La primera parada fue Spargi. Matteo la llamó “la salvaje” y entendí por qué: sin turistas, solo esas calas de arena blanca súper suave entre rocas de granito que parecían esculpidas por alguien con mucho tiempo libre. El agua estaba tan clara que veías tus dedos aunque nadaras lejos. Aquí probé el snorkel por primera vez—la máscara se me empañaba, pero no me importó, había pececitos plateados por todos lados y ese olor salado típico de Cerdeña. Mi pareja dijo que le recordaba a los veranos de su infancia, y eso me dio una nostalgia rara por algo que nunca viví.
Después pasamos por Budelli. No se puede pisar la Spiaggia Rosa porque está muy protegida (Matteo contó que es famosa por una película italiana antigua), pero verla desde el barco con todos en silencio sacando fotos se sentía casi sagrado. Hubo un momento de calma total, salvo por el pitido inoportuno de un móvil. Luego anclamos en el Manto de la Madonna—como lo llaman los locales, según Matteo—y nadamos en lo que parecían esmeraldas líquidas. El agua brillaba tanto que casi me dolían los ojos.
La última parada fue la isla Santa Maria. Playa larga y blanca, mar poco profundo perfecto para flotar o tumbarse en la arena hasta que la piel huela a sal y protector solar mezclados.
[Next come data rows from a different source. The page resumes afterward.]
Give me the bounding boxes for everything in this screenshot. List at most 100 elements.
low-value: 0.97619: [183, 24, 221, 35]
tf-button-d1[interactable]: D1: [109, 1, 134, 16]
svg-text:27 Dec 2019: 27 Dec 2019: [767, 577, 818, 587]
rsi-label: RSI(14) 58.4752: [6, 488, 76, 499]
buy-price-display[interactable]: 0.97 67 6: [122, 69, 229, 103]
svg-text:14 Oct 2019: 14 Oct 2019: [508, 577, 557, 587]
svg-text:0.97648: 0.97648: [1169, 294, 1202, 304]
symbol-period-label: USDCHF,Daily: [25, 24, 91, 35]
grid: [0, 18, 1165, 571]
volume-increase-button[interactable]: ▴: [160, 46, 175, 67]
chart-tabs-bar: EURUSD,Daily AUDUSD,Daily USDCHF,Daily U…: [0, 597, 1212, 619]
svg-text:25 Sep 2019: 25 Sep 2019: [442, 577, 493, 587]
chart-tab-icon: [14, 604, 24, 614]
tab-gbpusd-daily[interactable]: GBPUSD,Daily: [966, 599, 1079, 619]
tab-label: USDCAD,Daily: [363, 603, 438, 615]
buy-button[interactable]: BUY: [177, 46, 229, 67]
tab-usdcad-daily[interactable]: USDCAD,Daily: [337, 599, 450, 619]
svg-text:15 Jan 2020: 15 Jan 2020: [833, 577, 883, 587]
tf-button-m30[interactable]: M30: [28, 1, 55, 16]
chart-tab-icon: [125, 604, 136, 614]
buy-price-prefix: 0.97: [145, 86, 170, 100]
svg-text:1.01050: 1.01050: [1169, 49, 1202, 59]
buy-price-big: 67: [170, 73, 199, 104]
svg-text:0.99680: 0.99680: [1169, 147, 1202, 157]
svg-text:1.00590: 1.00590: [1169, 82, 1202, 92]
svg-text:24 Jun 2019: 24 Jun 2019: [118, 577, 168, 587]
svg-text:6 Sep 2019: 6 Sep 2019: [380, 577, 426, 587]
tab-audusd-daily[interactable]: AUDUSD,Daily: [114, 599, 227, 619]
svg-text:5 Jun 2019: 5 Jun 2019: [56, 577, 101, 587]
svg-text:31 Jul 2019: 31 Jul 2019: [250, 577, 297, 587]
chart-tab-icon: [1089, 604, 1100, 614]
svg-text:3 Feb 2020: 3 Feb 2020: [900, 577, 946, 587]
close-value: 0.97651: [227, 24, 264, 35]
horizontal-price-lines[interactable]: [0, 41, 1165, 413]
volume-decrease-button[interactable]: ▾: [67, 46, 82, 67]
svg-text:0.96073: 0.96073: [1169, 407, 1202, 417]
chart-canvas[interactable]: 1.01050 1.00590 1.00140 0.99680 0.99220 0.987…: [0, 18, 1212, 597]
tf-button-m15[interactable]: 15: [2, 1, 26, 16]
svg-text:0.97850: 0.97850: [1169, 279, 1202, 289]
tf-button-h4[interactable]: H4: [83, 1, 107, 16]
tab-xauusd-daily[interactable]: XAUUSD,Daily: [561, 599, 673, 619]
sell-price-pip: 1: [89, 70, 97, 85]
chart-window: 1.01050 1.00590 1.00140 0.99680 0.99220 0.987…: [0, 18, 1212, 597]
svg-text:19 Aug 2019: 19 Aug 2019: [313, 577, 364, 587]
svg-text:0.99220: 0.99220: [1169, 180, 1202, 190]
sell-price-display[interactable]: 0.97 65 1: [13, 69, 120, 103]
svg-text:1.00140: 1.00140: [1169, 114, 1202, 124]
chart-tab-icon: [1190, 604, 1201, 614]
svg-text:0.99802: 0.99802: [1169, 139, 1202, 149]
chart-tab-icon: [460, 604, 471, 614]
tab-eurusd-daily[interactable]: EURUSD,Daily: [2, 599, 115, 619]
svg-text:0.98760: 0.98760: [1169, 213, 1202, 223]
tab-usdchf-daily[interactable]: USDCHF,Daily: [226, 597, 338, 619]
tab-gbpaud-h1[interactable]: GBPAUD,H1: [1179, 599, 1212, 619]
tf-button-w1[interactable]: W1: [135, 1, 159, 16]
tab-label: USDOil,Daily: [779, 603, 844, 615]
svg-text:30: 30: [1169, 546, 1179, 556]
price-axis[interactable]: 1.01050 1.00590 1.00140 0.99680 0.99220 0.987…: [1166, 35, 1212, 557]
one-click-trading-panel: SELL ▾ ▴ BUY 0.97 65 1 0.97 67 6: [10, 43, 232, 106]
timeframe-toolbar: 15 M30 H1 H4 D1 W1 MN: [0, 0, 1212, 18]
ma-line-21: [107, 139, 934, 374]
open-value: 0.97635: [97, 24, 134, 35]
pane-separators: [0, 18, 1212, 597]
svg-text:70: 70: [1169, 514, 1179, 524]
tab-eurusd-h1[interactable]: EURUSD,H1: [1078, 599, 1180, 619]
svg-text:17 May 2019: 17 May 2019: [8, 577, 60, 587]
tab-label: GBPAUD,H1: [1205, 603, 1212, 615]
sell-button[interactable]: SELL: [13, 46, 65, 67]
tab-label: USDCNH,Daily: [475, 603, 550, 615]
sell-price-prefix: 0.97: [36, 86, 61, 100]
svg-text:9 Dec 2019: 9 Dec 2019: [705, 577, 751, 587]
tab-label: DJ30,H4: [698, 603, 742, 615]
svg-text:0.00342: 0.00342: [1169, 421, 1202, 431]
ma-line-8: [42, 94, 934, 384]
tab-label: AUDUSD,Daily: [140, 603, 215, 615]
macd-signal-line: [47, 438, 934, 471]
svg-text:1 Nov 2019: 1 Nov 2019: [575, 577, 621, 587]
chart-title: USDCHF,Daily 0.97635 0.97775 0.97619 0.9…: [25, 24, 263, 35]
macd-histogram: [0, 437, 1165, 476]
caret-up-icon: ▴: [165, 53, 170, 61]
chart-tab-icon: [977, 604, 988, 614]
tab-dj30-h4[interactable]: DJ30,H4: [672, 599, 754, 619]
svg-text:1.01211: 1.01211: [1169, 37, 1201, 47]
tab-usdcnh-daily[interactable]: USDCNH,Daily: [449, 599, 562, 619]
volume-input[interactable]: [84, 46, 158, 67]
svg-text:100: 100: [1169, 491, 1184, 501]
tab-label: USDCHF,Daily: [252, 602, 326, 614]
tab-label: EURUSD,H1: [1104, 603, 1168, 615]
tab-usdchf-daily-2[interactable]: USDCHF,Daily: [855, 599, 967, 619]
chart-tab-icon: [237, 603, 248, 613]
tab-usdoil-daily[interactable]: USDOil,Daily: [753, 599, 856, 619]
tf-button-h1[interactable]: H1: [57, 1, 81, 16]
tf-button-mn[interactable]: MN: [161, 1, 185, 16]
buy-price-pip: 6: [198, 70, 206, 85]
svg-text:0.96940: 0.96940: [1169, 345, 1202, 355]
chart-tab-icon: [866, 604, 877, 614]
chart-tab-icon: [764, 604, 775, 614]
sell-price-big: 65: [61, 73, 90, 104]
Algunos usaron tablas de paddle surf; yo me senté cerca de una pareja mayor que viene aquí cada verano desde los 80 (me contaron todo, aunque en italiano rapidísimo). De regreso a Palau el viento subió y todos nos quedamos en silencio un rato, viendo gaviotas seguir la estela del barco. A veces aún recuerdo ese silencio, ¿sabes?